Le 13 novembre 2025, Artcurial a accueilli la conférence annuelle d’Arpamed, consacrée cette année à l’archéologie étrusque de la fin du IVᵉ siècle av. J.-C. Entre 2022 et 2024, Arpamed a accompagné le programme de recherches mené à Norchia, vaste nécropole rupestre située dans l’arrière-pays de l’ancienne Tarquinia. Ce soutien a permis d’étudier, entre autres, la tombe monumentale Lattanzi, et une tombe voisine où un vase étrusque intact a été retrouvé — une découverte rare, aux implications majeures pour l’histoire de l’art, l’archéologie funéraire et l’imaginaire héroïque étrusque. Nous avons eu le plaisir d’écouter Vincent Jolivet (CNRS / ENS–PSL) en présenter les résultats les plus récents, dans un dialogue passionnant entre recherche de terrain et restitution culturelle.

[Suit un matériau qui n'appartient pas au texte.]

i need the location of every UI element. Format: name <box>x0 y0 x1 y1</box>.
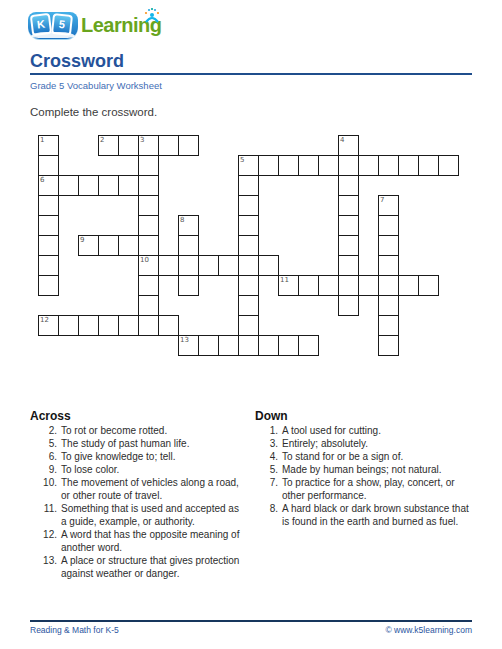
grid-cell[interactable] <box>38 235 59 256</box>
grid-cell[interactable] <box>118 175 139 196</box>
grid-cell[interactable] <box>378 215 399 236</box>
clue-item-number: 7. <box>255 476 282 502</box>
grid-cell[interactable] <box>138 275 159 296</box>
grid-cell[interactable] <box>358 275 379 296</box>
clue-item-text: Made by human beings; not natural. <box>282 463 472 476</box>
footer-tagline: Reading & Math for K-5 <box>30 625 119 635</box>
grid-cell[interactable]: 9 <box>78 235 99 256</box>
grid-cell[interactable] <box>178 235 199 256</box>
grid-cell[interactable]: 2 <box>98 135 119 156</box>
grid-cell[interactable] <box>418 275 439 296</box>
clue-item: 1.A tool used for cutting. <box>255 424 472 437</box>
grid-cell[interactable] <box>98 235 119 256</box>
clue-item-number: 5. <box>30 437 61 450</box>
grid-cell[interactable] <box>438 155 459 176</box>
clue-item: 10.The movement of vehicles along a road… <box>30 476 241 502</box>
grid-cell[interactable] <box>118 135 139 156</box>
grid-cell[interactable] <box>238 195 259 216</box>
clue-item-text: To practice for a show, play, concert, o… <box>282 476 472 502</box>
grid-cell[interactable] <box>238 335 259 356</box>
clue-item: 13.A place or structure that gives prote… <box>30 554 241 580</box>
grid-cell[interactable] <box>38 215 59 236</box>
grid-cell[interactable]: 13 <box>178 335 199 356</box>
across-header: Across <box>30 409 71 423</box>
grid-cell[interactable] <box>238 255 259 276</box>
clue-item-number: 3. <box>255 437 282 450</box>
grid-cell[interactable] <box>298 335 319 356</box>
grid-cell[interactable] <box>338 155 359 176</box>
grid-cell[interactable] <box>338 215 359 236</box>
clue-item-text: To give knowledge to; tell. <box>61 450 241 463</box>
grid-cell[interactable] <box>38 155 59 176</box>
clue-item-text: Something that is used and accepted as a… <box>61 502 241 528</box>
k5-learning-logo: K 5 Learning <box>28 10 178 44</box>
grid-cell[interactable] <box>218 335 239 356</box>
grid-cell[interactable] <box>378 235 399 256</box>
clue-item-number: 11. <box>30 502 61 528</box>
grid-cell[interactable] <box>338 175 359 196</box>
grid-cell[interactable] <box>118 235 139 256</box>
clue-number: 3 <box>140 136 144 144</box>
grid-cell[interactable] <box>298 155 319 176</box>
grid-cell[interactable] <box>378 255 399 276</box>
clue-item: 11.Something that is used and accepted a… <box>30 502 241 528</box>
clue-item-text: To stand for or be a sign of. <box>282 450 472 463</box>
grid-cell[interactable]: 4 <box>338 135 359 156</box>
grid-cell[interactable] <box>238 275 259 296</box>
grid-cell[interactable] <box>138 215 159 236</box>
title-divider <box>30 73 472 75</box>
clue-item-text: The study of past human life. <box>61 437 241 450</box>
clue-item: 8.A hard black or dark brown substance t… <box>255 502 472 528</box>
clue-number: 11 <box>280 276 289 284</box>
grid-cell[interactable] <box>178 135 199 156</box>
grid-cell[interactable] <box>378 275 399 296</box>
clue-number: 5 <box>240 156 244 164</box>
clue-number: 12 <box>40 316 49 324</box>
clue-item: 5.The study of past human life. <box>30 437 241 450</box>
footer-website: © www.k5learning.com <box>385 625 472 635</box>
grid-cell[interactable] <box>178 255 199 276</box>
grid-cell[interactable] <box>418 155 439 176</box>
grid-cell[interactable] <box>298 275 319 296</box>
clue-item-text: A place or structure that gives protecti… <box>61 554 241 580</box>
grid-cell[interactable] <box>278 155 299 176</box>
grid-cell[interactable]: 11 <box>278 275 299 296</box>
clue-item-text: To lose color. <box>61 463 241 476</box>
clue-item: 3.Entirely; absolutely. <box>255 437 472 450</box>
clue-item: 6.To give knowledge to; tell. <box>30 450 241 463</box>
clue-number: 9 <box>80 236 84 244</box>
grid-cell[interactable]: 5 <box>238 155 259 176</box>
grid-cell[interactable] <box>318 155 339 176</box>
clue-number: 13 <box>180 336 189 344</box>
clue-item-number: 13. <box>30 554 61 580</box>
grid-cell[interactable] <box>138 195 159 216</box>
grid-cell[interactable] <box>138 295 159 316</box>
clue-item-number: 6. <box>30 450 61 463</box>
clue-item: 4.To stand for or be a sign of. <box>255 450 472 463</box>
clue-number: 10 <box>140 256 149 264</box>
grid-cell[interactable]: 3 <box>138 135 159 156</box>
clue-item-text: The movement of vehicles along a road, o… <box>61 476 241 502</box>
clue-item-number: 2. <box>30 424 61 437</box>
grid-cell[interactable] <box>358 155 379 176</box>
clue-item: 12.A word that has the opposite meaning … <box>30 528 241 554</box>
grid-cell[interactable] <box>58 175 79 196</box>
grid-cell[interactable] <box>158 135 179 156</box>
grid-cell[interactable] <box>398 275 419 296</box>
grid-cell[interactable] <box>258 155 279 176</box>
worksheet-subtitle: Grade 5 Vocabulary Worksheet <box>30 80 162 91</box>
clue-item: 2.To rot or become rotted. <box>30 424 241 437</box>
grid-cell[interactable] <box>238 175 259 196</box>
grid-cell[interactable]: 7 <box>378 195 399 216</box>
logo-5-tile: 5 <box>51 13 73 36</box>
instruction-text: Complete the crossword. <box>30 106 157 118</box>
clue-item-text: Entirely; absolutely. <box>282 437 472 450</box>
grid-cell[interactable] <box>338 195 359 216</box>
grid-cell[interactable] <box>38 195 59 216</box>
clue-number: 6 <box>40 176 44 184</box>
footer-divider <box>30 620 472 622</box>
grid-cell[interactable] <box>138 235 159 256</box>
grid-cell[interactable] <box>198 255 219 276</box>
clue-item-number: 10. <box>30 476 61 502</box>
grid-cell[interactable] <box>198 335 219 356</box>
crossword-grid: 23569101112131478 <box>38 135 459 356</box>
grid-cell[interactable] <box>118 315 139 336</box>
clue-item-number: 12. <box>30 528 61 554</box>
clue-item-number: 9. <box>30 463 61 476</box>
clue-item: 5.Made by human beings; not natural. <box>255 463 472 476</box>
grid-cell[interactable] <box>238 215 259 236</box>
grid-cell[interactable] <box>378 335 399 356</box>
clue-item-number: 1. <box>255 424 282 437</box>
clue-item-number: 8. <box>255 502 282 528</box>
grid-cell[interactable] <box>338 235 359 256</box>
grid-cell[interactable] <box>38 255 59 276</box>
grid-cell[interactable]: 8 <box>178 215 199 236</box>
grid-cell[interactable] <box>138 175 159 196</box>
grid-cell[interactable] <box>378 315 399 336</box>
clue-item-text: A tool used for cutting. <box>282 424 472 437</box>
grid-cell[interactable]: 12 <box>38 315 59 336</box>
grid-cell[interactable] <box>338 255 359 276</box>
clue-item-text: A hard black or dark brown substance tha… <box>282 502 472 528</box>
grid-cell[interactable] <box>238 295 259 316</box>
grid-cell[interactable] <box>238 315 259 336</box>
clue-number: 7 <box>380 196 384 204</box>
clue-number: 4 <box>340 136 344 144</box>
grid-cell[interactable] <box>78 175 99 196</box>
grid-cell[interactable] <box>398 155 419 176</box>
down-header: Down <box>255 409 288 423</box>
grid-cell[interactable] <box>258 335 279 356</box>
grid-cell[interactable] <box>258 255 279 276</box>
clue-item: 9.To lose color. <box>30 463 241 476</box>
worksheet-page: K 5 Learning Crossword Grade 5 Vocabular… <box>0 0 502 649</box>
grid-cell[interactable] <box>178 275 199 296</box>
grid-cell[interactable] <box>238 235 259 256</box>
grid-cell[interactable] <box>78 315 99 336</box>
grid-cell[interactable] <box>378 295 399 316</box>
clue-item-number: 4. <box>255 450 282 463</box>
grid-cell[interactable] <box>138 315 159 336</box>
grid-cell[interactable] <box>318 275 339 296</box>
across-clue-list: 2.To rot or become rotted.5.The study of… <box>30 424 241 580</box>
grid-cell[interactable] <box>338 295 359 316</box>
grid-cell[interactable]: 1 <box>38 135 59 156</box>
down-clue-list: 1.A tool used for cutting.3.Entirely; ab… <box>255 424 472 528</box>
grid-cell[interactable] <box>278 335 299 356</box>
grid-cell[interactable] <box>378 155 399 176</box>
clue-number: 1 <box>40 136 44 144</box>
grid-cell[interactable]: 10 <box>138 255 159 276</box>
clue-item-text: A word that has the opposite meaning of … <box>61 528 241 554</box>
grid-cell[interactable] <box>158 255 179 276</box>
clue-number: 8 <box>180 216 184 224</box>
logo-k-tile: K <box>30 13 52 36</box>
grid-cell[interactable] <box>338 275 359 296</box>
grid-cell[interactable] <box>98 315 119 336</box>
grid-cell[interactable] <box>98 175 119 196</box>
grid-cell[interactable] <box>218 255 239 276</box>
grid-cell[interactable] <box>138 155 159 176</box>
clue-number: 2 <box>100 136 104 144</box>
k5-logo-book-icon: K 5 <box>28 12 78 39</box>
grid-cell[interactable] <box>58 315 79 336</box>
logo-person-icon <box>143 7 161 25</box>
clue-item: 7.To practice for a show, play, concert,… <box>255 476 472 502</box>
grid-cell[interactable] <box>158 315 179 336</box>
grid-cell[interactable]: 6 <box>38 175 59 196</box>
clue-item-text: To rot or become rotted. <box>61 424 241 437</box>
page-title: Crossword <box>30 51 124 72</box>
grid-cell[interactable] <box>38 275 59 296</box>
clue-item-number: 5. <box>255 463 282 476</box>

Une tombe monumentale dans le paysage de l’Étrurie
À Norchia, la nécropole se déploie en terrasses sculptées dans la paroi rocheuse. La tombe Lattanzi, datée autour de 320 av. J.-C., impressionne par son architecture que les chercheurs parviennent à reconstituer malgré les effondrements : une façade de près de 18 mètres, deux niveaux de colonnes superposées, un fronton orné et un toit à double pente évoquant les modèles macédoniens alors prisés par les élites étrusques.
C’est dans une niche passée inaperçue des pilleurs, à l’intérieur d’une tombe voisine, que le vase a été découvert. Les analyses chromatographiques ont révélé des résidus de vin blanc, confirmant sa fonction rituelle dans le cadre du banquet funéraire. Le vase porte en outre plusieurs inscriptions soignées mais parfois fautives, signe probable d’un artisan lettré mais peu alphabétisé.

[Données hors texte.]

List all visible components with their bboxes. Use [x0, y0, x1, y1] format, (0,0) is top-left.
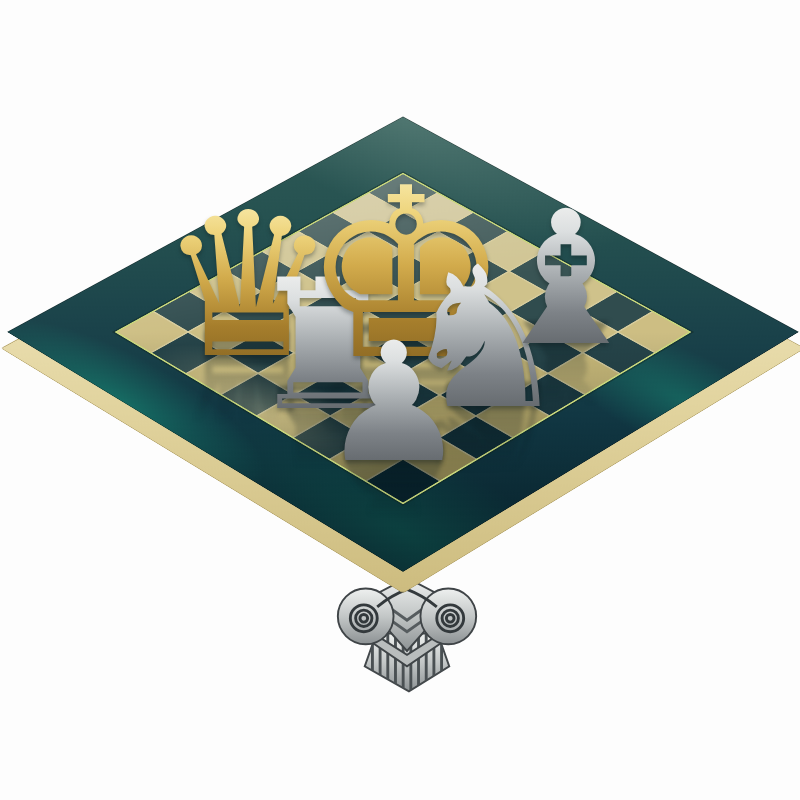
piece-silver-bishop[interactable]: ♝ — [483, 187, 649, 372]
product-photo-stage: ♛ ♜ ♚ ♞ ♝ ♟ ♛ ♜ ♚ ♞ ♝ ♟ — [0, 0, 800, 800]
piece-silver-pawn[interactable]: ♟ — [320, 321, 468, 486]
ionic-column-foot — [334, 574, 480, 701]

Tombe Lattanzi : restitution de Gino Rosi, 1925 © Photo : Archives de fouilles, Etruria meridionale
Une parataxe héroïque : des exempla plutôt qu’une histoire
Le décor du vase n’est pas narratif au sens grec du terme. Il adopte une disposition paratactique : les héros ne racontent pas un épisode précis, mais forment une suite de figures exemplaires évoquant courage, loyauté et mort glorieuse — autant de valeurs destinées à accompagner symboliquement le défunt.
Sur la Face A, Ajax domine la composition. Son armure arbore un gorgoneion (tête de Méduse) et son bouclier est rehaussé de bleu, couleur rare et prestigieuse dans la céramique étrusque. Ici, Ajax n’est pas la figure sombre et tragique souvent représentée, mais un guerrier magnifié, personnage central du dispositif.

Stamnos in situ © Photo Renaud Bernadet/SABAP Etruria meridionale
À ses côtés, Achille apparaît dans une posture singulière : les jambes parfaitement statiques, le haut du corps saisi en mouvement. Cette tension interne crée une ambivalence volontaire comme si le peintre interrogeait une forme de contradiction ou de dualité du héros.
Un troisième personnage, probablement Nestor, porte un palmier stylisé, son emblème traditionnel. Vincent Jolivet rappelle avec humour que, dans l’Iliade, Nestor est déjà « trop vieux pour la guerre » — environ 45 ans selon nos critères modernes — et que cette représentation semble précisément jouer de cette ironie en soulignant le retrait nécessaire du vieil sage.

Nestor (?), Achille et Ajax © Photo Renaud Bernadet/SABAP Etruria meridionale
La Face B montre Troïlos, jeune fils de Priam, près d’une fontaine surmontée d’une tête de lion tirant la langue — indice du sanctuaire d’Apollon où, selon la tradition, Achille le tue. Une seconde figure, armée, pourrait représenter Penthésilée, mais l’art étrusque tardif tend à neutraliser les différences de genre : mêmes proportions, mêmes traits, même gestuelle, d’où une identification prudente.

Face B © Photo Renaud Bernadet/SABAP Etruria meridionale
Les asphodèles qui encadrent la Face A — plante associée aux morts dans la tradition méditerranéenne — rappellent que l’on ne voit pas une simple scène mythologique, mais une véritable mise en scène funéraire : un dialogue visuel entre les vivants et l’au-delà. Les héros grecs ne sont plus ici des figures étrangères ; ils deviennent les reflets idéalisés des familles aristocratiques étrusques. À travers le vase de la nécropole Lattanzi, l’Étrurie tardive se révèle dans toute son inventivité, entre héritage grec, traditions locales et affirmation d’une identité visuelle propre.
Arpamed remercie chaleureusement Stéphane Aubert et Lamia Içame pour leur accueil, ainsi que Vincent Jolivet pour une présentation aussi rigoureuse qu’inspirante.